Day 11 finished with the testimony of Barb McMillan, a RSMC and a member of the negotiating committee. Sister McMillan testified about RSMC compensation, route restructures, maximizing the number of routes at 8 hours, and post-retirement benefits.
This day began with the cross-examination of Sister McMillan. We then continued with evidence from Brother Brahm Enslin a RSMC from Saskatoon, SK. Brother Enslin testified about working more than his Schedule A hours almost every day and the fact that he does not get paid for this extra work.
We finished day 12 with testimony from Sister Nancy Beauchamp, a RSMC and Chief Negotiator for the RSMC unit. Sister Beauchamp testified about pay for all hours worked, including overtime, pension on extra hours, up to 8 hours per day and coverage of all absences.
Arbitration Day 9
Tuesday April 16 2019
We began this hearing with the continued testimony of Geoff Bickerton on the history of RSMC negotiations. The hearing continued with committee member, Cathy Kennedy testifying about the pay equity process and Arbitrator Maureen Flynn’s decisions on pay equity.
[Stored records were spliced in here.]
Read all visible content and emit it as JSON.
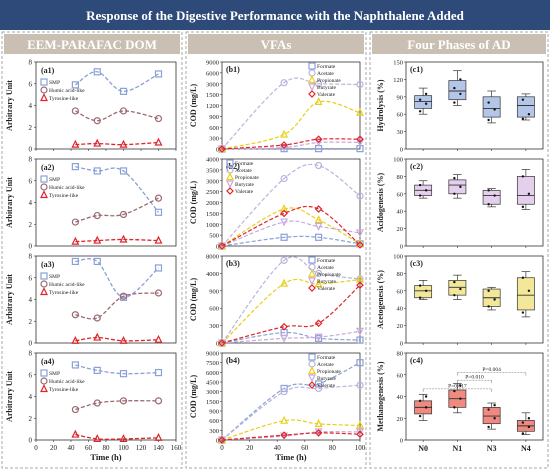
{
  "title": "Response of the Digestive Performance  with the Naphthalene Added",
  "colors": {
    "banner": "#2e4a78",
    "smp": "#8aa0d8",
    "humic": "#9b6a70",
    "tyrosine": "#e0242a",
    "formate": "#8aa0d8",
    "acetate": "#b8b4dc",
    "propionate": "#e8cf1a",
    "butyrate": "#caa8dc",
    "valerate": "#e0242a"
  },
  "chart_data": [
    {
      "type": "line",
      "section": "EEM-PARAFAC DOM",
      "panel": "(a1)",
      "ylabel": "Arbitrary Unit",
      "ylim": [
        0,
        8
      ],
      "yticks": [
        0,
        2,
        4,
        6,
        8
      ],
      "xlim": [
        0,
        160
      ],
      "xticks": [
        0,
        20,
        40,
        60,
        80,
        100,
        120,
        140,
        160
      ],
      "x": [
        45,
        70,
        100,
        140
      ],
      "legend": [
        "SMP",
        "Humic acid-like",
        "Tyrosine-like"
      ],
      "series": [
        {
          "name": "SMP",
          "values": [
            5.9,
            7.1,
            5.3,
            6.9
          ]
        },
        {
          "name": "Humic acid-like",
          "values": [
            3.5,
            2.6,
            3.5,
            2.8
          ]
        },
        {
          "name": "Tyrosine-like",
          "values": [
            0.4,
            0.5,
            0.4,
            0.6
          ]
        }
      ]
    },
    {
      "type": "line",
      "section": "EEM-PARAFAC DOM",
      "panel": "(a2)",
      "ylabel": "Arbitrary Unit",
      "ylim": [
        0,
        8
      ],
      "yticks": [
        0,
        2,
        4,
        6,
        8
      ],
      "xlim": [
        0,
        160
      ],
      "x": [
        45,
        70,
        100,
        140
      ],
      "legend": [
        "SMP",
        "Humic acid-like",
        "Tyrosine-like"
      ],
      "series": [
        {
          "name": "SMP",
          "values": [
            7.3,
            6.9,
            6.9,
            3.1
          ]
        },
        {
          "name": "Humic acid-like",
          "values": [
            2.2,
            2.8,
            2.9,
            4.4
          ]
        },
        {
          "name": "Tyrosine-like",
          "values": [
            0.4,
            0.5,
            0.6,
            0.5
          ]
        }
      ]
    },
    {
      "type": "line",
      "section": "EEM-PARAFAC DOM",
      "panel": "(a3)",
      "ylabel": "Arbitrary Unit",
      "ylim": [
        0,
        8
      ],
      "yticks": [
        0,
        2,
        4,
        6,
        8
      ],
      "xlim": [
        0,
        160
      ],
      "x": [
        45,
        70,
        100,
        140
      ],
      "legend": [
        "SMP",
        "Humic acid-like",
        "Tyrosine-like"
      ],
      "series": [
        {
          "name": "SMP",
          "values": [
            7.5,
            7.5,
            4.2,
            6.9
          ]
        },
        {
          "name": "Humic acid-like",
          "values": [
            2.6,
            2.3,
            4.3,
            4.6
          ]
        },
        {
          "name": "Tyrosine-like",
          "values": [
            0.2,
            0.5,
            0.2,
            0.3
          ]
        }
      ]
    },
    {
      "type": "line",
      "section": "EEM-PARAFAC DOM",
      "panel": "(a4)",
      "ylabel": "Arbitrary Unit",
      "ylim": [
        0,
        8
      ],
      "yticks": [
        0,
        2,
        4,
        6,
        8
      ],
      "xlim": [
        0,
        160
      ],
      "xticks": [
        0,
        20,
        40,
        60,
        80,
        100,
        120,
        140,
        160
      ],
      "xlabel": "Time (h)",
      "x": [
        45,
        70,
        100,
        140
      ],
      "legend": [
        "SMP",
        "Humic acid-like",
        "Tyrosine-like"
      ],
      "series": [
        {
          "name": "SMP",
          "values": [
            6.9,
            6.4,
            6.1,
            6.2
          ]
        },
        {
          "name": "Humic acid-like",
          "values": [
            2.8,
            3.4,
            3.6,
            3.6
          ]
        },
        {
          "name": "Tyrosine-like",
          "values": [
            0.5,
            0.1,
            0.1,
            0.2
          ]
        }
      ]
    },
    {
      "type": "line",
      "section": "VFAs",
      "panel": "(b1)",
      "ylabel": "COD (mg/L)",
      "ylim": [
        0,
        9000
      ],
      "yticks": [
        0,
        300,
        600,
        900,
        1200,
        1500,
        3000,
        6000,
        9000
      ],
      "scale": "broken",
      "xlim": [
        0,
        100
      ],
      "x": [
        0,
        45,
        70,
        100
      ],
      "legend": [
        "Formate",
        "Acetate",
        "Propionate",
        "Butyrate",
        "Valerate"
      ],
      "series": [
        {
          "name": "Formate",
          "values": [
            0,
            10,
            10,
            10
          ]
        },
        {
          "name": "Acetate",
          "values": [
            0,
            3300,
            3000,
            2900
          ]
        },
        {
          "name": "Propionate",
          "values": [
            0,
            400,
            1300,
            1000
          ]
        },
        {
          "name": "Butyrate",
          "values": [
            0,
            40,
            180,
            180
          ]
        },
        {
          "name": "Valerate",
          "values": [
            0,
            110,
            270,
            270
          ]
        }
      ]
    },
    {
      "type": "line",
      "section": "VFAs",
      "panel": "(b2)",
      "ylabel": "COD (mg/L)",
      "ylim": [
        0,
        4000
      ],
      "yticks": [
        0,
        500,
        1000,
        1500,
        2000,
        2500,
        3000,
        3500,
        4000
      ],
      "xlim": [
        0,
        100
      ],
      "x": [
        0,
        45,
        70,
        100
      ],
      "legend": [
        "Formate",
        "Acetate",
        "Propionate",
        "Butyrate",
        "Valerate"
      ],
      "series": [
        {
          "name": "Formate",
          "values": [
            0,
            400,
            400,
            100
          ]
        },
        {
          "name": "Acetate",
          "values": [
            0,
            3100,
            3700,
            2300
          ]
        },
        {
          "name": "Propionate",
          "values": [
            0,
            1700,
            1200,
            100
          ]
        },
        {
          "name": "Butyrate",
          "values": [
            0,
            1100,
            900,
            600
          ]
        },
        {
          "name": "Valerate",
          "values": [
            0,
            1500,
            1700,
            50
          ]
        }
      ]
    },
    {
      "type": "line",
      "section": "VFAs",
      "panel": "(b3)",
      "ylabel": "COD (mg/L)",
      "ylim": [
        0,
        8000
      ],
      "yticks": [
        0,
        300,
        600,
        900,
        4000,
        8000
      ],
      "scale": "broken",
      "xlim": [
        0,
        100
      ],
      "x": [
        0,
        45,
        70,
        100
      ],
      "legend": [
        "Formate",
        "Acetate",
        "Propionate",
        "Butyrate",
        "Valerate"
      ],
      "series": [
        {
          "name": "Formate",
          "values": [
            0,
            180,
            80,
            50
          ]
        },
        {
          "name": "Acetate",
          "values": [
            0,
            7000,
            4000,
            3000
          ]
        },
        {
          "name": "Propionate",
          "values": [
            0,
            2200,
            2100,
            2900
          ]
        },
        {
          "name": "Butyrate",
          "values": [
            0,
            80,
            100,
            200
          ]
        },
        {
          "name": "Valerate",
          "values": [
            0,
            280,
            340,
            1900
          ]
        }
      ]
    },
    {
      "type": "line",
      "section": "VFAs",
      "panel": "(b4)",
      "ylabel": "COD (mg/L)",
      "ylim": [
        0,
        9000
      ],
      "yticks": [
        0,
        300,
        600,
        900,
        1500,
        3000,
        4500,
        6000,
        7500,
        9000
      ],
      "scale": "broken",
      "xlim": [
        0,
        100
      ],
      "xticks": [
        0,
        20,
        40,
        60,
        80,
        100
      ],
      "xlabel": "Time (h)",
      "x": [
        0,
        45,
        70,
        100
      ],
      "legend": [
        "Formate",
        "Acetate",
        "Propionate",
        "Butyrate",
        "Valerate"
      ],
      "series": [
        {
          "name": "Formate",
          "values": [
            0,
            3500,
            4200,
            7500
          ]
        },
        {
          "name": "Acetate",
          "values": [
            0,
            3000,
            3500,
            4000
          ]
        },
        {
          "name": "Propionate",
          "values": [
            0,
            600,
            500,
            450
          ]
        },
        {
          "name": "Butyrate",
          "values": [
            0,
            120,
            250,
            250
          ]
        },
        {
          "name": "Valerate",
          "values": [
            0,
            150,
            220,
            180
          ]
        }
      ]
    },
    {
      "type": "box",
      "section": "Four Phases of AD",
      "panel": "(c1)",
      "ylabel": "Hydrolysis (%)",
      "ylim": [
        0,
        150
      ],
      "yticks": [
        0,
        30,
        60,
        90,
        120,
        150
      ],
      "categories": [
        "N0",
        "N1",
        "N3",
        "N4"
      ],
      "color": "#b4c6e7",
      "boxes": [
        {
          "min": 60,
          "q1": 70,
          "median": 82,
          "q3": 92,
          "max": 105,
          "points": [
            65,
            78,
            85,
            95
          ]
        },
        {
          "min": 75,
          "q1": 85,
          "median": 100,
          "q3": 118,
          "max": 135,
          "points": [
            80,
            95,
            105,
            120
          ]
        },
        {
          "min": 45,
          "q1": 55,
          "median": 70,
          "q3": 90,
          "max": 100,
          "points": [
            50,
            68,
            80
          ]
        },
        {
          "min": 50,
          "q1": 55,
          "median": 75,
          "q3": 90,
          "max": 95,
          "points": [
            52,
            60,
            85
          ]
        }
      ]
    },
    {
      "type": "box",
      "section": "Four Phases of AD",
      "panel": "(c2)",
      "ylabel": "Acidogenesis (%)",
      "ylim": [
        0,
        100
      ],
      "yticks": [
        0,
        20,
        40,
        60,
        80,
        100
      ],
      "categories": [
        "N0",
        "N1",
        "N3",
        "N4"
      ],
      "color": "#e4d0ec",
      "boxes": [
        {
          "min": 55,
          "q1": 58,
          "median": 64,
          "q3": 70,
          "max": 75,
          "points": [
            58,
            64,
            70
          ]
        },
        {
          "min": 55,
          "q1": 60,
          "median": 70,
          "q3": 76,
          "max": 82,
          "points": [
            60,
            68,
            78
          ]
        },
        {
          "min": 45,
          "q1": 48,
          "median": 58,
          "q3": 64,
          "max": 66,
          "points": [
            48,
            58,
            64
          ]
        },
        {
          "min": 42,
          "q1": 48,
          "median": 58,
          "q3": 80,
          "max": 88,
          "points": [
            45,
            60,
            80
          ]
        }
      ]
    },
    {
      "type": "box",
      "section": "Four Phases of AD",
      "panel": "(c3)",
      "ylabel": "Acetogenesis (%)",
      "ylim": [
        0,
        100
      ],
      "yticks": [
        0,
        20,
        40,
        60,
        80,
        100
      ],
      "categories": [
        "N0",
        "N1",
        "N3",
        "N4"
      ],
      "color": "#f3e79a",
      "boxes": [
        {
          "min": 50,
          "q1": 52,
          "median": 60,
          "q3": 66,
          "max": 72,
          "points": [
            52,
            60,
            66
          ]
        },
        {
          "min": 50,
          "q1": 55,
          "median": 64,
          "q3": 72,
          "max": 78,
          "points": [
            55,
            62,
            70
          ]
        },
        {
          "min": 38,
          "q1": 42,
          "median": 52,
          "q3": 62,
          "max": 64,
          "points": [
            42,
            50,
            60
          ]
        },
        {
          "min": 30,
          "q1": 38,
          "median": 55,
          "q3": 75,
          "max": 82,
          "points": [
            35,
            60,
            75
          ]
        }
      ]
    },
    {
      "type": "box",
      "section": "Four Phases of AD",
      "panel": "(c4)",
      "ylabel": "Methanogenesis (%)",
      "ylim": [
        0,
        80
      ],
      "yticks": [
        0,
        20,
        40,
        60,
        80
      ],
      "categories": [
        "N0",
        "N1",
        "N3",
        "N4"
      ],
      "color": "#f08a80",
      "boxes": [
        {
          "min": 18,
          "q1": 24,
          "median": 30,
          "q3": 36,
          "max": 42,
          "points": [
            22,
            30,
            36,
            40
          ]
        },
        {
          "min": 25,
          "q1": 30,
          "median": 38,
          "q3": 46,
          "max": 52,
          "points": [
            30,
            38,
            45,
            50
          ]
        },
        {
          "min": 10,
          "q1": 15,
          "median": 22,
          "q3": 30,
          "max": 34,
          "points": [
            12,
            20,
            28,
            32
          ]
        },
        {
          "min": 5,
          "q1": 8,
          "median": 13,
          "q3": 18,
          "max": 25,
          "points": [
            6,
            12,
            16,
            20
          ]
        }
      ],
      "annotations": [
        {
          "text": "P=0.017",
          "from": 0,
          "to": 2,
          "level": 47
        },
        {
          "text": "P=0.010",
          "from": 1,
          "to": 2,
          "level": 55
        },
        {
          "text": "P=0.004",
          "from": 1,
          "to": 3,
          "level": 62
        }
      ]
    }
  ]
}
The evidence on some of the RSMC issues will continue on April 23 along with expert testimony from Richard Shillington on the percentage of coverage formula for letter carrier routes.
The arbitration will continue on May 6 and 7with more evidence on RSMC issues.
Continue Your Actions
In the last bulletin we asked you to send messages to Canada Post’s new President and CEO Doug Ettinger to give direction to the Canada Post negotiators to get back to the table and negotiate. Send letters, make phone calls, send emails and be heard. Please continue and also copy your Member of Parliament with these messages.
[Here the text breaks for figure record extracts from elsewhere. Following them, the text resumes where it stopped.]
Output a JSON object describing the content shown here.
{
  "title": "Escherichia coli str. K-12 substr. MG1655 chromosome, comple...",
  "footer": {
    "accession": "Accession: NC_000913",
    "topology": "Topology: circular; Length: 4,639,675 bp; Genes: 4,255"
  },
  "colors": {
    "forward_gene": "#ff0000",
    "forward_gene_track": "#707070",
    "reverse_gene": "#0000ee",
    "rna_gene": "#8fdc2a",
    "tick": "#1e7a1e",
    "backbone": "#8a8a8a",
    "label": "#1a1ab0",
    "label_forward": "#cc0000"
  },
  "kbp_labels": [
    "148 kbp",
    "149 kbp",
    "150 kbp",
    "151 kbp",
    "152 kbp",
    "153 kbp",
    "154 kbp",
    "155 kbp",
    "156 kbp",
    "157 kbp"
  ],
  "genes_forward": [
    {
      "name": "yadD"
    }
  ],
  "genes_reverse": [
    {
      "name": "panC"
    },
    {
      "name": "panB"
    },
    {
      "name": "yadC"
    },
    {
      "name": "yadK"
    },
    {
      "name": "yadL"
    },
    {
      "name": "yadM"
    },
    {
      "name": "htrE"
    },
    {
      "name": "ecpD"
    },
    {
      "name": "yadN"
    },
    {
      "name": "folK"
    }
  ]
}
We Want Negotiated Collective Agreements!
Chief Negotiator, RSMC bargaining unit
Chief Negotiator, Urban Unit
Arbitration Day 8
Thursday April 4 2019
Day 8 of the arbitration started with the cross examination of letter carrier and negotiating committee member, Stephen Gale. The next witness was Roland Dandy, a letter carrier from Hamilton, ON. Roland testified about having to work overtime on his route almost every day. He attributed this to heavy volumes of parcels and the preparation and delivery of neighbourhood mail. There will be testimony from two experts on one bundle delivery and percentage of coverage. Roland was followed by Director of Research and member of the negotiating committee, Geoff Bickerton who testified on the history of the RSMC organizing, the first collective agreement and the three reopeners.
Latest Arbitration News: Day 7
Friday March 22 2019
On March 19, the day started out with a visit to the Kanata Depot with Arbitrator MacPherson. The purpose of the visit was to show not only the work environment of Letter Carriers, RSMC’s and PO4’s, but to also to allow the Arbitrator to see an actual facility with all the mail products and how it is processed for delivery.
Friday March 15 2019
Day six of the arbitration for our collective agreements has now been completed. On March 14, 2019 we continued to present our evidence on issues related to letter carrier delivery and over burdening. Cari-Anne Gordon, a letter carrier from Saskatoon was cross-examined by Canada Post’s counsel regarding the video footage of her delivering on her route and her testimony on the difficulties of using the back-to-back method. National Union Representative Carl Girouard testified on the history of the arbitration on the two-bundle delivery methods. He walked the arbitrator through the many decisions, the ergonomic study relating to this unsafe delivery method and the need to have this finally resolved.